During her leadership at the CARB, California became a national leader at developing clean energy and clean transportation solutions that many other states and nations have adopted. She shares with Ted that her current climate-related work is focused in China, travelling there twice a year in her capacity as a member of the board of The Energy Foundation.

• Flanigan’s Eco-Logic: Michael Gerrard

In this episode of Flanigan’s Eco-Logic, Ted speaks with Professor Michael Gerrard from Columbia University. He is the founder and faculty director of the groundbreaking Sabin Center for Climate Change Law, and one of the foremost environmental lawyers in the nation. Michael is an advocate, litigator, teacher, and scholar who has pioneered cutting-edge legal tools and strategies for addressing climate change. He writes and teaches courses on environmental law, climate change law, and energy regulation. He was the chair of the faculty of Columbia University’s renowned Earth Institute from 2015 to 2018 and now holds a joint appointment to the faculty of its successor, the Columbia Climate School.

Before joining the Columbia Law School faculty in 2009, Michael practiced law in New York for three decades, most recently as the partner in charge of the New York office of Arnold & Porter. As an environmental lawyer, he tried numerous cases and argued many appeals in federal and state courts and administrative tribunals. He also handled the environmental aspects of diverse transactions and development projects and provided regulatory compliance advice to an array of clients in the private and public sectors.

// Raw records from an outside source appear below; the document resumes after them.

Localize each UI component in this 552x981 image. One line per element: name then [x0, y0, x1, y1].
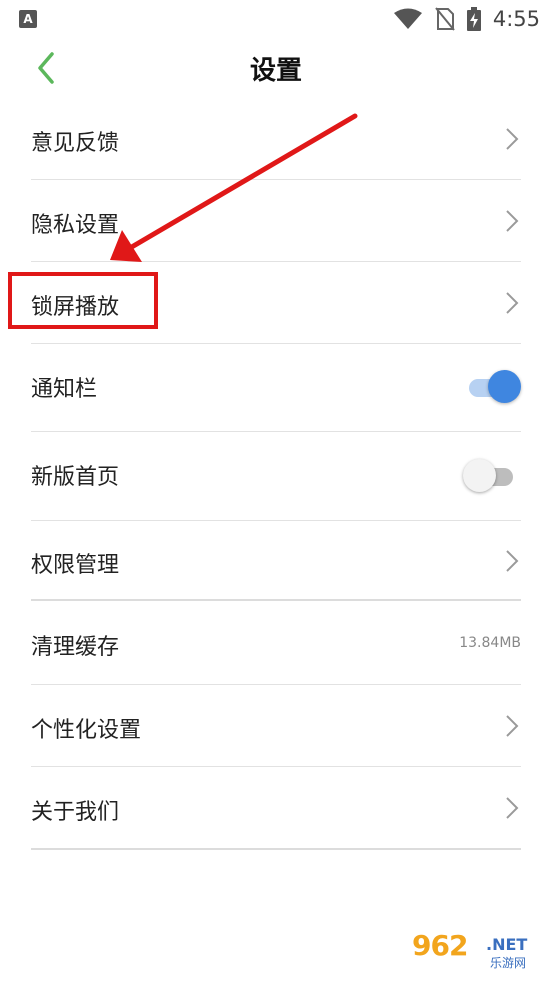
status-time: 4:55	[492, 7, 540, 31]
no-sim-icon	[435, 7, 455, 31]
settings-item-label: 权限管理	[31, 553, 120, 578]
annotation-arrow	[110, 113, 358, 262]
settings-item-personalization[interactable]: 个性化设置	[31, 685, 521, 767]
watermark: 962 .NET 乐游网	[412, 929, 544, 973]
watermark-logo: 962	[412, 929, 468, 962]
settings-item-label: 通知栏	[31, 377, 98, 402]
settings-item-label: 新版首页	[31, 465, 120, 490]
settings-item-notification-bar[interactable]: 通知栏	[31, 344, 521, 432]
status-icons: 4:55	[393, 6, 540, 32]
toggle-knob	[488, 370, 521, 403]
chevron-right-icon	[506, 210, 519, 232]
battery-charging-icon	[466, 7, 481, 31]
new-homepage-toggle[interactable]	[463, 459, 515, 493]
settings-item-new-homepage[interactable]: 新版首页	[31, 432, 521, 521]
settings-item-clear-cache[interactable]: 清理缓存 13.84MB	[31, 601, 521, 685]
wifi-icon	[393, 8, 422, 29]
notification-bar-toggle[interactable]	[469, 370, 521, 404]
toggle-knob	[463, 459, 496, 492]
app-notification-icon: A	[19, 10, 37, 28]
chevron-right-icon	[506, 797, 519, 819]
watermark-suffix: .NET	[486, 935, 528, 954]
cache-size-value: 13.84MB	[459, 635, 521, 651]
settings-item-label: 清理缓存	[31, 635, 120, 660]
settings-item-about[interactable]: 关于我们	[31, 767, 521, 850]
watermark-subtitle: 乐游网	[490, 956, 527, 970]
status-bar: A 4:55	[0, 0, 552, 38]
page-title: 设置	[249, 56, 302, 86]
chevron-right-icon	[506, 715, 519, 737]
chevron-right-icon	[506, 550, 519, 572]
title-bar: 设置	[0, 38, 552, 98]
settings-item-label: 关于我们	[31, 800, 120, 825]
settings-item-label: 个性化设置	[31, 718, 142, 743]
chevron-right-icon	[506, 128, 519, 150]
chevron-right-icon	[506, 292, 519, 314]
annotation-highlight-box	[8, 272, 158, 329]
settings-item-permissions[interactable]: 权限管理	[31, 521, 521, 601]
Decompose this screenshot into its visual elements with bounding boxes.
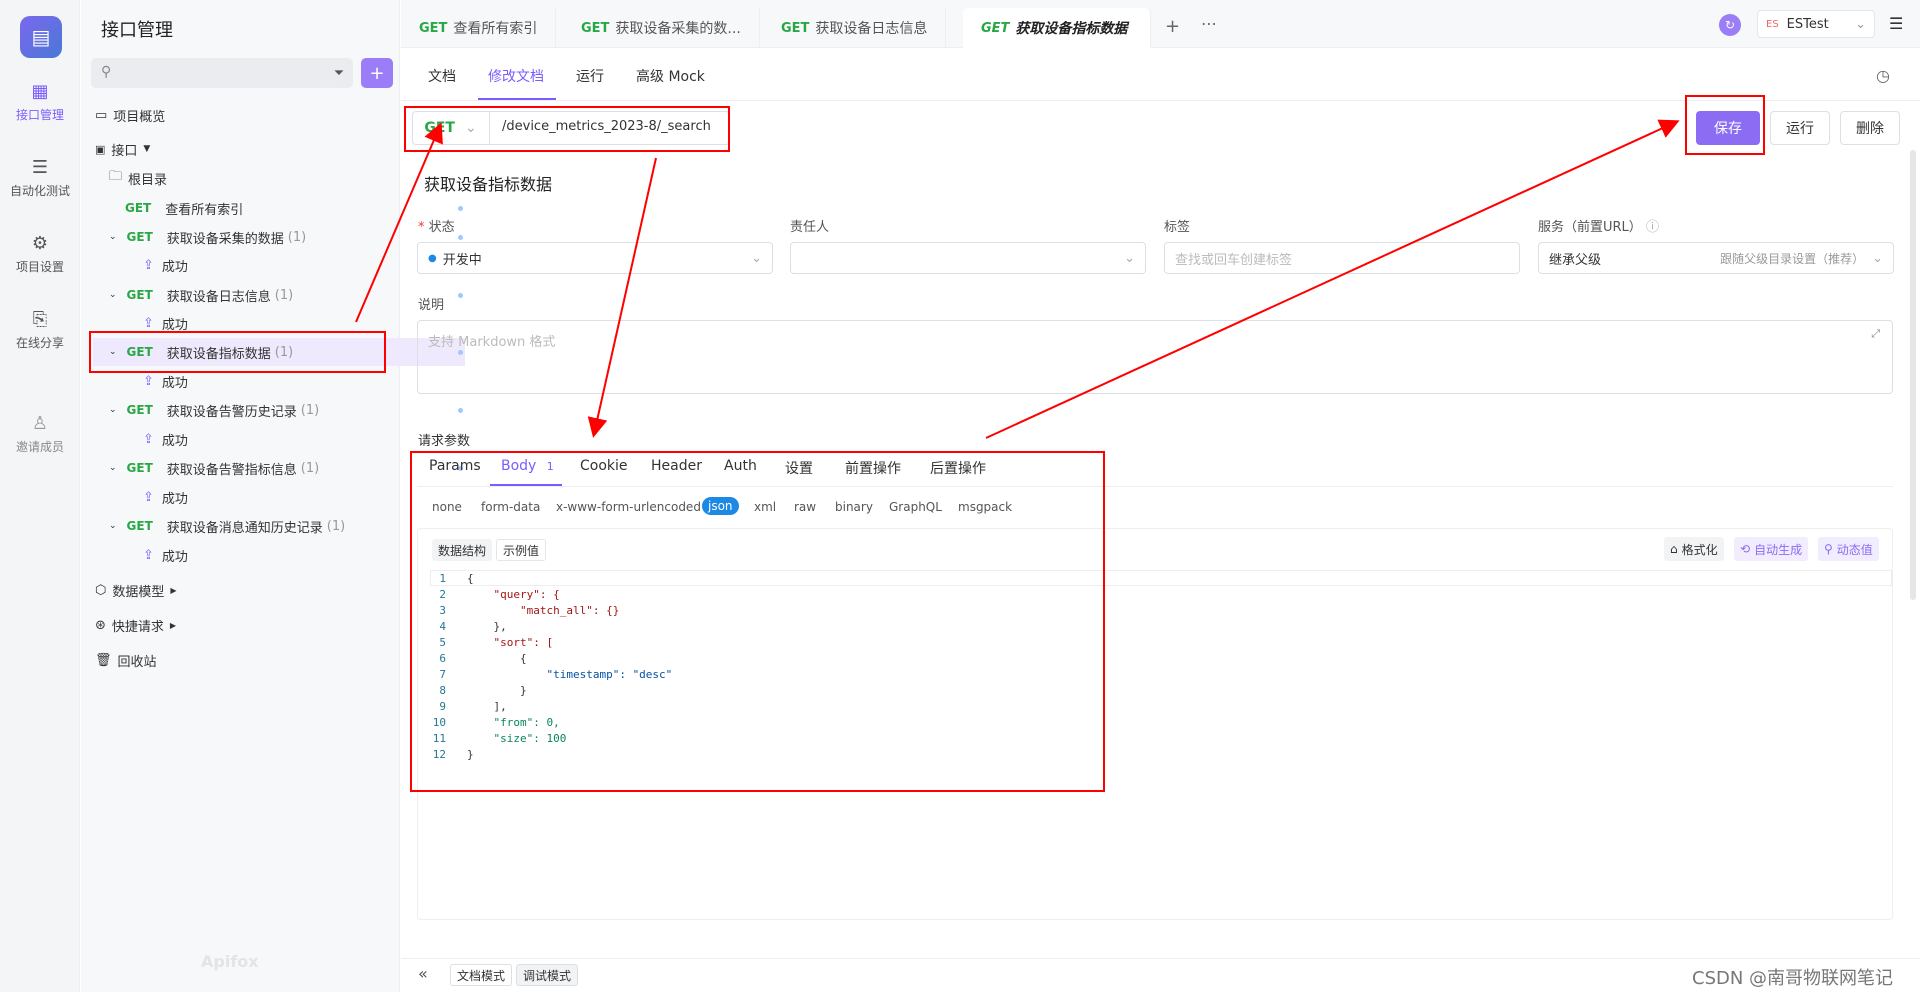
arrow-sidebar-to-url [355, 122, 443, 323]
arrow-body-to-save [985, 119, 1680, 439]
arrow-url-to-body [587, 157, 657, 438]
annotation-arrows [355, 119, 1680, 439]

He highlights some of his most impressionable career cases, and shares that he is currently leading a legal effort to sue the Governor for New York, Kathy Hochul, for indefinitely pausing the rollout of congestion pricing in New York City. He also shares with Ted his work with the government of the Republic of the Marshall Islands on the legal issues caused by rising sea levels that threaten the island nation.

• Flanigan’s Eco-Logic: Andy Lipkis

In this episode of Flanigan’s Eco-Logic, Ted speaks with Andy Lipkis, Founder of TreePeople, who served as President for five decades. He is currently a Project Executive at Accelerate Resilience LA (ARLA). Andy is a pioneer of urban and community forestry, urban watershed management, and urban climate resilience, dedicating his life to healing the environment while improving the lives of individuals and communities.

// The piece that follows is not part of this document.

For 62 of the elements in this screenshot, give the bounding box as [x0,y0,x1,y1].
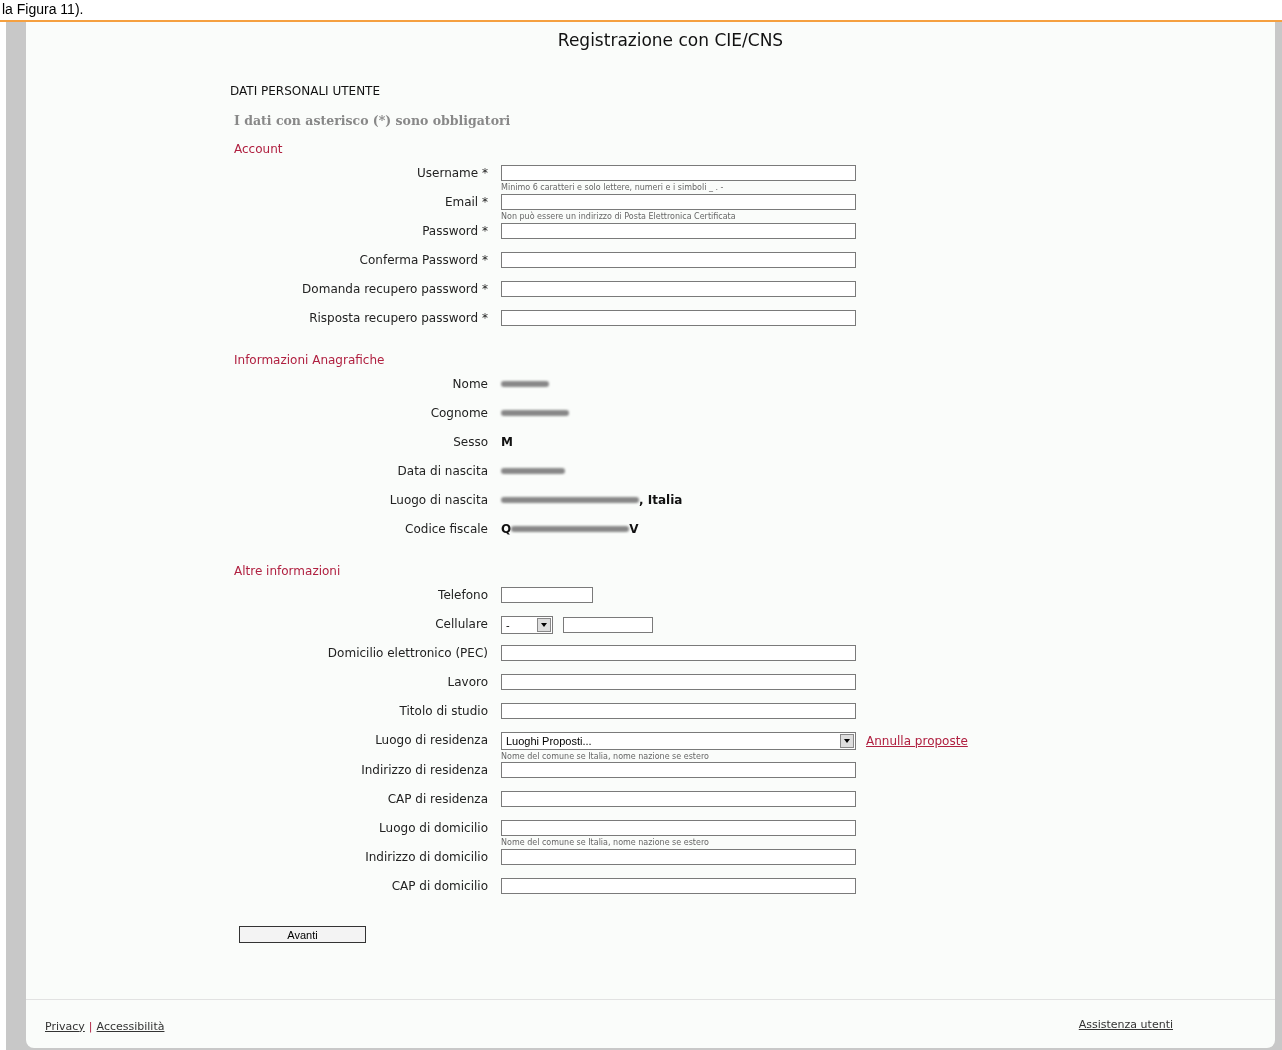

Andy grew up in southwest LA and began planting trees to rehabilitate smog and fire damaged Los Angeles–area forests when he was 15 years old. At 18, he founded TreePeople, bringing together people, trees, and forest-inspired ‘green infrastructure’ to protect cities against droughts and floods, prevent water and air pollution, and mitigate and adapt to climate change. TreePeople’s work in LA provided a model for environmental, economic, and social sustainability in cities everywhere. He created a greener future for Los Angeles by inspiring people, along with their local governments, to plant and care for trees and harvest and conserve the rain. Since its founding, TreePeople volunteers have been responsible for the planting of more than 2 million trees and counting. Its environmental education program reaches more than 200,000 students per year, with millions of children touched over the decades.

With climate change impacts already creating a chronic emergency for cities around the world, Andy’s work has demonstrated promising new ways for individuals, communities and government agencies to collaboratively reshape urban tree canopy and water infrastructure to save lives and grow a more livable future.

After retiring from TreePeople in 2019, Andy launched Accelerate Resilience LA, a fiscally sponsored project of Rockefeller Philanthropy Advisors to inspire and enable people and local governments to equitably accelerate climate resilience in Los Angeles. He shares with Ted that his personal mission is to inform, inspire, engage, and support people and communities to participate in restoring the healthy functioning of an ecosystem so it can abundantly provide life support services. He highlights the power of individuals and communities to make a positive impact, and the great need that exists to heal our environment.